Most of the tracks are fast or medium-paced, with the lion's share of the work on the basic melody and the solo improvisations in the hands of Reinhardt and the clarinetist/alto saxophonist or trumpeter. Reinhardt characteristically strong strumming style, so strong that he usually didn't need amplification, comes through very well, as does the facility and inventiveness of his solos. Reinhardt and Rostaing improvising separately and then together on two takes of "Blues for Barclay", Reinhardt's scorching solo on "Swing 48", and "Night and Day", with its beautiful improvisations by Rostaing, Reinhardt and Stewart (including a passage when they improvise together), make these tracks the pick of a uniformly satisfying album.

Deep Groove! The Best Of Cannonball Adderley

EMI/Virgin, CD, Rs. 295

Julian `Cannonball' Adderley was the greatest alto saxophonist in modern jazz after Charlie Parker and the first to adopt a style distinct from Parker's. His work in hard bop and funk jazz (the former most often in the company and under the leadership of Miles Davis) flowered in the springtimes of these genres, the mid-'50s and -'60s, respectively.

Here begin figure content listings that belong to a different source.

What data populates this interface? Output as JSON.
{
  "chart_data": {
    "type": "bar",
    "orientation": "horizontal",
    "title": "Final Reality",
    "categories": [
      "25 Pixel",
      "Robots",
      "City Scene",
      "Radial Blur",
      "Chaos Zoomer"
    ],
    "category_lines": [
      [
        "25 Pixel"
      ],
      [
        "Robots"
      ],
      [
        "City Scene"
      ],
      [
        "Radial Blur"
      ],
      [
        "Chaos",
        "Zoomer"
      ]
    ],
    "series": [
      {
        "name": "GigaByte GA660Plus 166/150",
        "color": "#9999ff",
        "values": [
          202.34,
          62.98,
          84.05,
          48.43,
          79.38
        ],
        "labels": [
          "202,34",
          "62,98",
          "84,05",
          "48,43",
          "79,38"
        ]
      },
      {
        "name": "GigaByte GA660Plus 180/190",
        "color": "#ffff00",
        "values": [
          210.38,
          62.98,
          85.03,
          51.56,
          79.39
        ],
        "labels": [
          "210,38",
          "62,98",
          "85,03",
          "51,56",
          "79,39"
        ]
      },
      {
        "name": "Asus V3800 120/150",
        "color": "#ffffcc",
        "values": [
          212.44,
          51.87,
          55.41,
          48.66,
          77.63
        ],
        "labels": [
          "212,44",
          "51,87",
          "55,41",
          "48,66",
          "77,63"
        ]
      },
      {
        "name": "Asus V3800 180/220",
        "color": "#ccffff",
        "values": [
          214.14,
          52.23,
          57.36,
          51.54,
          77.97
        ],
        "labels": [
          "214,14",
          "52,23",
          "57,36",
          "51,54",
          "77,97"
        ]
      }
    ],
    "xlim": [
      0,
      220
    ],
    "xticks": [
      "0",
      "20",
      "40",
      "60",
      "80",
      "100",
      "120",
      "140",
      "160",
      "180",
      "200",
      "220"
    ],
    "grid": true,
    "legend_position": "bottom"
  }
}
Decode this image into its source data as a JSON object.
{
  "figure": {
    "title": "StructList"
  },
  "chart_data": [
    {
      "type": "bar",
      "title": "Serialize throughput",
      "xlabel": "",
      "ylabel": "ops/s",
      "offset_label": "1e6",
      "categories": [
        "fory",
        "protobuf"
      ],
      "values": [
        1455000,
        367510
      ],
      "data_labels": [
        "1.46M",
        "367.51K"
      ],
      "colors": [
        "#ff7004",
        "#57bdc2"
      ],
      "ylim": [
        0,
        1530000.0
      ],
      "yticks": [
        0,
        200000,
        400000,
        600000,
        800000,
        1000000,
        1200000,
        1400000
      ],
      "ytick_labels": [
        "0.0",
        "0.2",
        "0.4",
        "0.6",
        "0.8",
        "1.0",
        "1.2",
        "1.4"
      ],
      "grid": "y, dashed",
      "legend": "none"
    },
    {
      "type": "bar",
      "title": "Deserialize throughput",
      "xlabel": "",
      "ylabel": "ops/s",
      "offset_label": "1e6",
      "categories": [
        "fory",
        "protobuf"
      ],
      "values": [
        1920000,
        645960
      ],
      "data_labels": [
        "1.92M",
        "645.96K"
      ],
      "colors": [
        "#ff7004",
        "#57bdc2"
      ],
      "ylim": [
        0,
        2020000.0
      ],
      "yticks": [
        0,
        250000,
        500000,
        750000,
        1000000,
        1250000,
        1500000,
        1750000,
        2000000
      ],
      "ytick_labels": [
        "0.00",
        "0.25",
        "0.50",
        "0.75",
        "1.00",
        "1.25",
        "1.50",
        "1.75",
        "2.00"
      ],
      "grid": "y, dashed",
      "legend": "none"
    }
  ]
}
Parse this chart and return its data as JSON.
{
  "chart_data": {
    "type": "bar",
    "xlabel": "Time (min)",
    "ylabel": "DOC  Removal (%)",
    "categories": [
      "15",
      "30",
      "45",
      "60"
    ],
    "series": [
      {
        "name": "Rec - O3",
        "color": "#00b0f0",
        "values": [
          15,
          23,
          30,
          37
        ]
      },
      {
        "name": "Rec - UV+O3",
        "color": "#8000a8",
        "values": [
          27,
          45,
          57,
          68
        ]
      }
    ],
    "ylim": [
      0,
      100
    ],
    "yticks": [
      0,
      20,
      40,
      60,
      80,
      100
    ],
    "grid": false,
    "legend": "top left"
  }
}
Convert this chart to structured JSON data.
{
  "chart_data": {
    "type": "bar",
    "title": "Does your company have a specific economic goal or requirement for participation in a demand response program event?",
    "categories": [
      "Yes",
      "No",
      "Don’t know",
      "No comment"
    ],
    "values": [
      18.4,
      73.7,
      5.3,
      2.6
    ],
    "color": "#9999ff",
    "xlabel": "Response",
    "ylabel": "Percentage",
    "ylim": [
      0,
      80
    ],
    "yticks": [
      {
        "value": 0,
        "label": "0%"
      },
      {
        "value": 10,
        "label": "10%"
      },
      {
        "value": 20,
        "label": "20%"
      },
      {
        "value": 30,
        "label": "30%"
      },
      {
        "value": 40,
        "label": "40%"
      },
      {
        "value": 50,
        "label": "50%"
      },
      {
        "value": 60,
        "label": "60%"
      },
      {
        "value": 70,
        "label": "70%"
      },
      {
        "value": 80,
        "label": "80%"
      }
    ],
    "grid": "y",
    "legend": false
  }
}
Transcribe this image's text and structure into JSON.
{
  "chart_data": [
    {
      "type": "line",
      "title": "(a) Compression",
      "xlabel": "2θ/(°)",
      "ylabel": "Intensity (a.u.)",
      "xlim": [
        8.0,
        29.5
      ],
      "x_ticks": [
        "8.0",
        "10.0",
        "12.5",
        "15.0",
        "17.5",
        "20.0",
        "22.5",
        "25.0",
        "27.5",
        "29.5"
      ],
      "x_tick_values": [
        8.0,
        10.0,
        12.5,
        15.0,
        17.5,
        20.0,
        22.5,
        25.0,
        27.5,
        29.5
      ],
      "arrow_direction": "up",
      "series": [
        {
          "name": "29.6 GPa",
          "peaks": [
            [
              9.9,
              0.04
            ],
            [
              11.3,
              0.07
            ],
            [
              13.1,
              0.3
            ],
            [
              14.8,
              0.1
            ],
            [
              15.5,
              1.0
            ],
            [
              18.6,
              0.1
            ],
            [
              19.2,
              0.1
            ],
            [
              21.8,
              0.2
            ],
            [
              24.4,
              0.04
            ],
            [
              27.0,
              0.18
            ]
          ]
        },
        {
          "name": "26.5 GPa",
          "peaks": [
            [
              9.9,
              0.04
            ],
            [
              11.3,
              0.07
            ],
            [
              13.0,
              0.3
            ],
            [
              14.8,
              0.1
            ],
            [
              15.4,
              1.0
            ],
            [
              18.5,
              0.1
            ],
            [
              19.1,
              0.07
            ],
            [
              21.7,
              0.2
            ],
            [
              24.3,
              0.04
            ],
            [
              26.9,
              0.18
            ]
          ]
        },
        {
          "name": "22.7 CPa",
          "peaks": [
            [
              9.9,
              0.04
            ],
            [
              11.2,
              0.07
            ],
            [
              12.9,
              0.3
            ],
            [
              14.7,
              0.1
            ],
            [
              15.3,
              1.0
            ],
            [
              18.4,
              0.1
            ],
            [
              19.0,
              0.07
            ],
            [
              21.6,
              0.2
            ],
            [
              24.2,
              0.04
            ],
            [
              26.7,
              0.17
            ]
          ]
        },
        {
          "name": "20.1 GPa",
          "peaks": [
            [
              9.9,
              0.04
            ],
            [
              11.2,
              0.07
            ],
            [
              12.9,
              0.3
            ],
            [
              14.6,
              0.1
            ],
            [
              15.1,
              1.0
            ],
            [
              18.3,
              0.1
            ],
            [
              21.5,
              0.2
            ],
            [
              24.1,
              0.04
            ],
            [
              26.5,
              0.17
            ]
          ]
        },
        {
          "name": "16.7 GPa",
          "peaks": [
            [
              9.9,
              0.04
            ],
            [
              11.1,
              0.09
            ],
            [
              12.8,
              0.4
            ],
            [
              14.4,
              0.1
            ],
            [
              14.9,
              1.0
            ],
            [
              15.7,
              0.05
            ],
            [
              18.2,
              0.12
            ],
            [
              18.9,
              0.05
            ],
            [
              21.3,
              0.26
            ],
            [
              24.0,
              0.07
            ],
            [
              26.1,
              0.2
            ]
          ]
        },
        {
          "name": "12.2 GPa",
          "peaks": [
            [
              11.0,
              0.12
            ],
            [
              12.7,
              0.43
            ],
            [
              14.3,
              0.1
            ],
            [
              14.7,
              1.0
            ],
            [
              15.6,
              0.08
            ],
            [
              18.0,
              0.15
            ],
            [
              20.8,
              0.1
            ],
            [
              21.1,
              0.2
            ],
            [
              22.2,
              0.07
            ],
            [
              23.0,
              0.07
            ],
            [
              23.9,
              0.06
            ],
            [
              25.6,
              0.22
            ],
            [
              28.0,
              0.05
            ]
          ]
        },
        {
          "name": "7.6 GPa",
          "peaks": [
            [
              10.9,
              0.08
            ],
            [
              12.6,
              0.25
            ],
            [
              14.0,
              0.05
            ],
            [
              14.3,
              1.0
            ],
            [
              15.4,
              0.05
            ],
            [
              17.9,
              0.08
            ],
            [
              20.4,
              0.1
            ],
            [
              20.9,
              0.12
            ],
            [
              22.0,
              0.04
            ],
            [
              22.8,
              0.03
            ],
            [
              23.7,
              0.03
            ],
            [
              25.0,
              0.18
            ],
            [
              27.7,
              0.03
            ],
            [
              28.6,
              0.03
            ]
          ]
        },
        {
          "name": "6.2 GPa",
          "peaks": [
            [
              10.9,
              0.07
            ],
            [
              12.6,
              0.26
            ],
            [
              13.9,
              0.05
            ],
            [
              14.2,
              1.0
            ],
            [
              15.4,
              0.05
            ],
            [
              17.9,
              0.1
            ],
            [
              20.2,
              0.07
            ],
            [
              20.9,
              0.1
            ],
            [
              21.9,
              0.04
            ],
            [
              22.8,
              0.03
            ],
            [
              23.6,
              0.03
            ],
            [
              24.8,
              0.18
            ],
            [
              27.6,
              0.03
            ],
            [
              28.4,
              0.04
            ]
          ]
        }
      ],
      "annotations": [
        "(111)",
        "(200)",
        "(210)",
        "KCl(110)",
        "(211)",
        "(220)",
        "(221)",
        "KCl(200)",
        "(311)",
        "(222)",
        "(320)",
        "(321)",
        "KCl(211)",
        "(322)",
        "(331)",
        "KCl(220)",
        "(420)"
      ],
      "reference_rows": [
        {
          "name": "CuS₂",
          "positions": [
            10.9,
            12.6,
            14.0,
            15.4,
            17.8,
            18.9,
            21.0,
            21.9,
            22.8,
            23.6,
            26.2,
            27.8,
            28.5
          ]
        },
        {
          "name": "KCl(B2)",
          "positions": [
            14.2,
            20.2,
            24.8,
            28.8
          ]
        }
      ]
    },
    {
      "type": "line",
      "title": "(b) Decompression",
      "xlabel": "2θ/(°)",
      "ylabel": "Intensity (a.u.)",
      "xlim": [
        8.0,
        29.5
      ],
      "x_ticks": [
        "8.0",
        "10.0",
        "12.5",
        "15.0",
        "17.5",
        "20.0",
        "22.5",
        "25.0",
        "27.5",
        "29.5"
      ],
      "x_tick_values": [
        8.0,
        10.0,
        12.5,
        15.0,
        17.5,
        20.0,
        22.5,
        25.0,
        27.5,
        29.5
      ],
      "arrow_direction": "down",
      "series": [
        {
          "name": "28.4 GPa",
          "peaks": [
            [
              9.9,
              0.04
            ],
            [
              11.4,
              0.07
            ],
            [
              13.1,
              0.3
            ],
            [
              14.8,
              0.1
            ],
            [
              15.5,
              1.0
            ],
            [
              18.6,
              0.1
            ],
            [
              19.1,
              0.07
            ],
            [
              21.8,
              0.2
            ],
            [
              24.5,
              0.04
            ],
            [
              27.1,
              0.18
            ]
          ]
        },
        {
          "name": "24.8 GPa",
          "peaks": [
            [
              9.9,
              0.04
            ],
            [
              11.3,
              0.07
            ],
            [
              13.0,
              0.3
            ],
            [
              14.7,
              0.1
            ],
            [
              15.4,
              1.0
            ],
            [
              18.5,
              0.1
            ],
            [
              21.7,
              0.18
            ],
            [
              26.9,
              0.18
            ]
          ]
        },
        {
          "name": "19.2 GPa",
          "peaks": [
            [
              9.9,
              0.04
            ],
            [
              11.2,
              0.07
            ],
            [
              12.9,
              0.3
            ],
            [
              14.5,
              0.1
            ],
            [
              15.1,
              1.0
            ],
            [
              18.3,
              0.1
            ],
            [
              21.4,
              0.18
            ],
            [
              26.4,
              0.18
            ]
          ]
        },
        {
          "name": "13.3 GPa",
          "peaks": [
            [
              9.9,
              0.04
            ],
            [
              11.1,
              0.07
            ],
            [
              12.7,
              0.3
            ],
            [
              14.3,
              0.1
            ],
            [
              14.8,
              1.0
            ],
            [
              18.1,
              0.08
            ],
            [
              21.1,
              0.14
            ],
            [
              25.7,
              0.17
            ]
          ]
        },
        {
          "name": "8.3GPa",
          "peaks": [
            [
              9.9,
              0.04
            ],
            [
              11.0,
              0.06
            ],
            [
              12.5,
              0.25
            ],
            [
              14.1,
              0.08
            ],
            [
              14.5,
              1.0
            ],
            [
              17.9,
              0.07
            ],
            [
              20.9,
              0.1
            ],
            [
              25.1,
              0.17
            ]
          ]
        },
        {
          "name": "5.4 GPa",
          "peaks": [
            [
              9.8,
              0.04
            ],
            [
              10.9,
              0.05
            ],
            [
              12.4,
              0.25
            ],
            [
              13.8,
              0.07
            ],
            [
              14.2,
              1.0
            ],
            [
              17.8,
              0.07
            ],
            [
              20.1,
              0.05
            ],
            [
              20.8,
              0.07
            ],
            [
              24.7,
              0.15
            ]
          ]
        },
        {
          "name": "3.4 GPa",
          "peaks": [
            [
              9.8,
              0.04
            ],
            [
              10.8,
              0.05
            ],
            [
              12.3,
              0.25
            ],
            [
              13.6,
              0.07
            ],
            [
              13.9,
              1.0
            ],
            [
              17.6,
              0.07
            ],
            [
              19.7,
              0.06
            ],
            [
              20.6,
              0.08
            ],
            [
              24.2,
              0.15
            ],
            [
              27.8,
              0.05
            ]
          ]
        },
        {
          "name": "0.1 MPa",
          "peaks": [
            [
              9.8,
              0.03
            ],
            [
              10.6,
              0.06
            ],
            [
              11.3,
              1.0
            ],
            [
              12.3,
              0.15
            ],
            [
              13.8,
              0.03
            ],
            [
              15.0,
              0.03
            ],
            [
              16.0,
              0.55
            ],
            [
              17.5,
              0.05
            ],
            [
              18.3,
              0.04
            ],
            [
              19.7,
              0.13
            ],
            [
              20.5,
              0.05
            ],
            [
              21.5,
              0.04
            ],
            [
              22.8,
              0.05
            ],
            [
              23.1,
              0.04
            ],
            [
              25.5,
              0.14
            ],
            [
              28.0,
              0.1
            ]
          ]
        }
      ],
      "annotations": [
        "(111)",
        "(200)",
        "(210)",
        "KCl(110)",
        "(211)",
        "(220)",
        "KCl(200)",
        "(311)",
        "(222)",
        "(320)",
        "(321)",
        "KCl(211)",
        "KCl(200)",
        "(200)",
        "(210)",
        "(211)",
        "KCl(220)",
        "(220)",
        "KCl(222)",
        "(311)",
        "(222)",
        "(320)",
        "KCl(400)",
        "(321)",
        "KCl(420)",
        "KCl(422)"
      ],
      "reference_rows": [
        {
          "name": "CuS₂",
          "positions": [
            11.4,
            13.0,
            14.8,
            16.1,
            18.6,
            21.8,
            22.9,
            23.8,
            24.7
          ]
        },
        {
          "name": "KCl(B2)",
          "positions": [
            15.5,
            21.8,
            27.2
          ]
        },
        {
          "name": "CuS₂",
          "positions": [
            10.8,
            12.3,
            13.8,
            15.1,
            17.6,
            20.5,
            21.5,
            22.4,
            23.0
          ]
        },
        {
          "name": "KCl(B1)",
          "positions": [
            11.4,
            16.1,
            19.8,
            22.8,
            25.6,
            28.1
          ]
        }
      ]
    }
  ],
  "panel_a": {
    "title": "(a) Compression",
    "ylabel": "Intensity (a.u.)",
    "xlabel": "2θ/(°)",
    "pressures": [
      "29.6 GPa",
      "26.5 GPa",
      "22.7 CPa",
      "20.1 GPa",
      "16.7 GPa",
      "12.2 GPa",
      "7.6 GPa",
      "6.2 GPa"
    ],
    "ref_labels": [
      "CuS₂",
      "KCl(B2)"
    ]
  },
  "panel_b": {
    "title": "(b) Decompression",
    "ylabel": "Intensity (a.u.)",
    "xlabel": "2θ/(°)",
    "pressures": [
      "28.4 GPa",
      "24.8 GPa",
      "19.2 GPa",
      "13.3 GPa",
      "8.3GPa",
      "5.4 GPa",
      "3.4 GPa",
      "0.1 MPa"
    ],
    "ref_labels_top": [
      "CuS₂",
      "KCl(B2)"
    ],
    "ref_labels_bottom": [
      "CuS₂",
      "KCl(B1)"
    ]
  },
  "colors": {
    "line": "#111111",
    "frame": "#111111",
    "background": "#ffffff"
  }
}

This compilation, taken from the latter period, is very funky, bordering on jazz-rock fusion but not leaning far enough over the line to deter this reviewer. The jazz-rock fusion element is heard in the work of Joe Zawinul on piano, keyboards and electric piano, Zawinul mostly using, especially in his solos, the electric instrument. There is also some more obvious heavy rock guitar work on the last two tracks, "Aries" and "Taurus".

The mainstream jazz anchor is provided by Adderley himself, his brother Nat on cornet, and Roy McCurdy or others on drums and bass. (Some information on the personnel was extracted from the Internet, the liner notes here having only provided the names of the original albums from which the tracks were selected.) Incidentally, the lack of information on the personnel on this and other budget albums convinces me that the most expensive part of a CD is the inlay card!)

Both Adderleys and Zawinul are in good form right through on the themes and solos. African percussion instruments on "Up and at It" and the Brazilian percussionist Airto Moreira on "Happy People" add a touch of colour to the uniformly excellent jazz drum work.